The Jackson and Schneider study shows that increased managerial control can reduce moral hazard, something that has not often been tested empirically. Evidence is also provided that shows that increased managerial control can generate complementarities with performance pay, most likely in settings with multiple complementary tasks. Given the widespread emphasis on performance pay as an incentivising tool, their results suggest that managerial control may be an additional important tool for designing compensation schemes.


One Response to “Managerial control versus performance pay”

  • “Given the widespread emphasis on performance pay as an incentivising tool, their results suggest that managerial control may be an additional important tool for designing compensation schemes.”

    And you are surprised at this revelation?

    The amount of gaming that goes on inside any institution (private or Govt) because of “performance pay” or “retained salary” or “bonus” or “incentives” has never been a surprise to me and no doubt others. My experience of watching “Sales” screw “Service” within a scientific instrument supplier and watching managers and teams within a CRI gaming the year’s “bonus” and “profit sharing” reinforces the view that any incentive scheme – call anything like it what you will – will ultimately fail.

    Edward Demming had a few clues when he pronounced he would not work with ANY company or organisation that had ANY sort of incentive scheme.

    Any decent manager will make sure their underlings are doing the job they are hired to do. It’s how that happens which decides which manager is doing a good job. It appears, from what you have said, that someone is supplying checklists for the mechanics to fill out. One might read that as possibly encouragement and assistance in helping the mechanic to “do the right thing” for the customer.
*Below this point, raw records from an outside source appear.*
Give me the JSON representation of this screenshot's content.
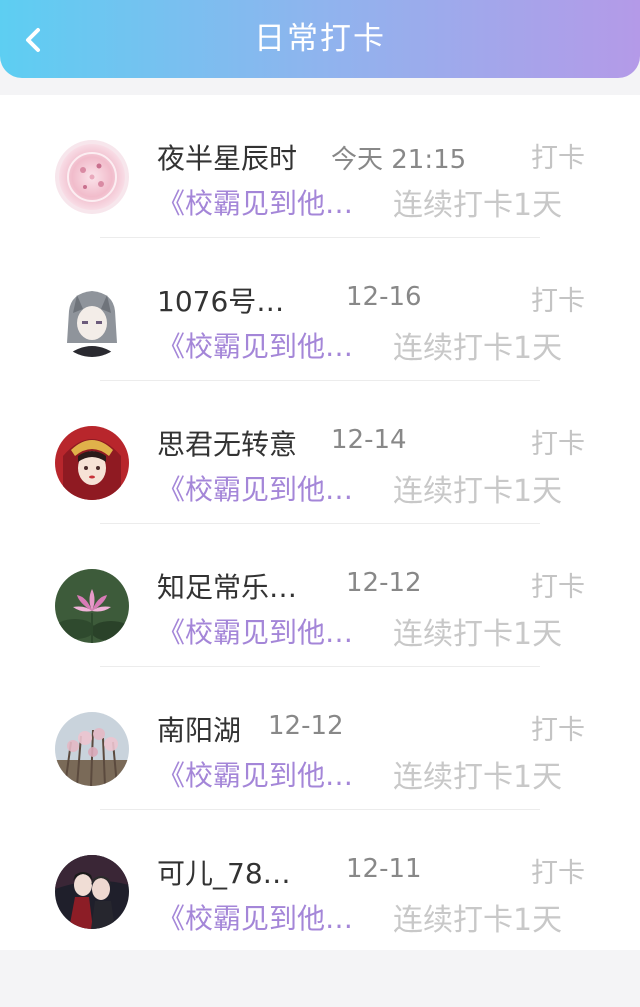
{
  "header": {
    "title": "日常打卡"
  },
  "entries": [
    {
      "name": "夜半星辰时",
      "time": "今天 21:15",
      "tag": "打卡",
      "book": "《校霸见到他…",
      "streak": "连续打卡1天",
      "avatar": "pink-crystal-ball"
    },
    {
      "name": "1076号…",
      "time": "12-16",
      "tag": "打卡",
      "book": "《校霸见到他…",
      "streak": "连续打卡1天",
      "avatar": "anime-gray-hair-girl"
    },
    {
      "name": "思君无转意",
      "time": "12-14",
      "tag": "打卡",
      "book": "《校霸见到他…",
      "streak": "连续打卡1天",
      "avatar": "anime-red-bride"
    },
    {
      "name": "知足常乐…",
      "time": "12-12",
      "tag": "打卡",
      "book": "《校霸见到他…",
      "streak": "连续打卡1天",
      "avatar": "lotus-flower"
    },
    {
      "name": "南阳湖",
      "time": "12-12",
      "tag": "打卡",
      "book": "《校霸见到他…",
      "streak": "连续打卡1天",
      "avatar": "blossom-tree"
    },
    {
      "name": "可儿_78…",
      "time": "12-11",
      "tag": "打卡",
      "book": "《校霸见到他…",
      "streak": "连续打卡1天",
      "avatar": "anime-couple"
    }
  ]
}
Nothing like a document that outlines the job. Any well run organisation will have well written procedures lying around. Whereas, leaving it to the mechanic to “achieve” ensured the mechanic’s departure from – one hopes anyway – the aims of the repair shop, a happy customer AND a profit.

    I “proudly” display on my wall a laminated letter from my CRI employer congratulating me on my efforts. It informed me that in 2001 I was awarded the princely sum of $74.39 as my share of the years profits. I personally could have done nothing to improve that figure, I was at the mercy of others. The year before “more” others were awarded bonuses of upwards of $10,000 (I kid you not) for a random million dollar contract signing. Management thought that the previous years results were wonderful and extended it to the rest of the organisation.

    They stopped it the year after. It failed to achieve the expected return.